In geometry, a parallelogram is a quadrilateral with two sets of parallel sides. The opposite sides of a parallelogram are of equal length, and the opposite angles of a parallelogram are congruent. The three-dimensional counterpart of a parallelogram is a parallelepiped.

## Properties

• The two parallel sides are of equal length.
• The area, $A$, of a parallelogram is $A = BH$ where $B$ is the base of the parallelogram and $H$ is its height.
• The area of a parallelogram is twice the area of a triangle created by one of its diagonals.
• The area is also equal to the magnitude of the vector cross product of two adjacent sides.
• The diagonals of a parallelogram bisect each other.
• It is possible to create a tessellation with any parallelogram.
• The parallelogram is itself a special case of a trapezoid.

## Vector spaces

In a vector space, addition of vectors is usually defined using the parallelogram law. The parallelogram law distinguishes Hilbert spaces from other Banach spaces.

## Proof that diagonals bisect each other

To prove that the diagonals of a parallelogram bisect each other, first note a few pairs of equivalent angles: $\angle ABE \cong \angle CDE$ $\angle BAE \cong \angle DCE$

Since they are angles that a transversal makes with parallel lines $AB$ and $DC$.

Also, $\angle AEB \cong \angle CED$ since they are a pair of vertical angles.

Therefore, $\triangle ABE \sim \triangle CDE$ since they have the same angles.

From this similarity, we have the ratios ${AB \over CD} = {AE \over CE} = {BE \over DE}$

Since $AB = DC$, we have ${AB \over CD} = 1$.

Therefore, $AE = CE$ $BE = DE$ $E$ bisects the diagonals $AC$ and $BD$.

## Derivation of the area formula

The area formula, $A_\text{parallelogram} = B \times H,\,$

can be derived as follows:

The area of the parallelogram to the right (the blue area) is the total area of the rectangle less the area of the two orange triangles.
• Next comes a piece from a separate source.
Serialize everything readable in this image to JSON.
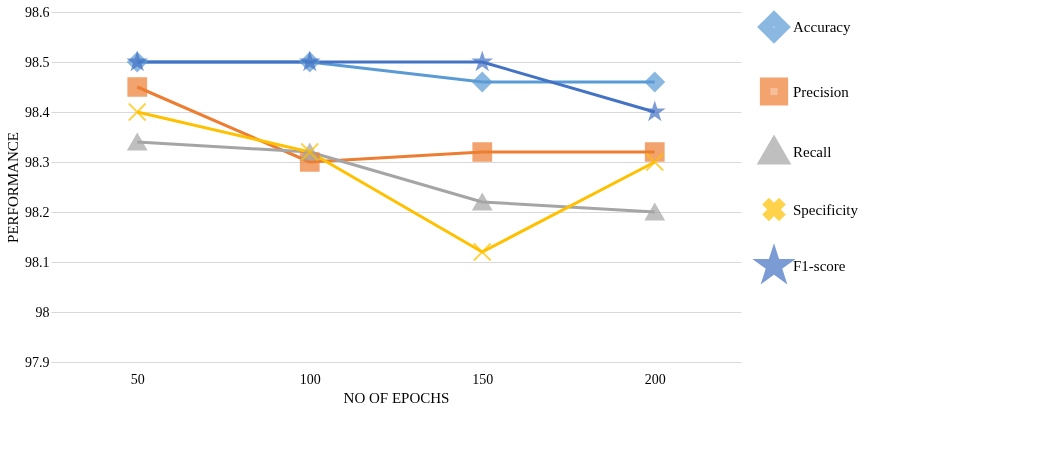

The area of the rectangle is $A_\text{rect} = (B+A) \times H\,$

and the area of a single orange triangle is $A_\text{tri} = \frac{1}{2} A \times H\,$

Therefore, the area of the parallelogram is $A_\text{parallelogram} = A_\text{rect} - 2 \times A_\text{tri} = \left( (B+A) \times H \right) - \left( A \times H \right) = B \times H\,$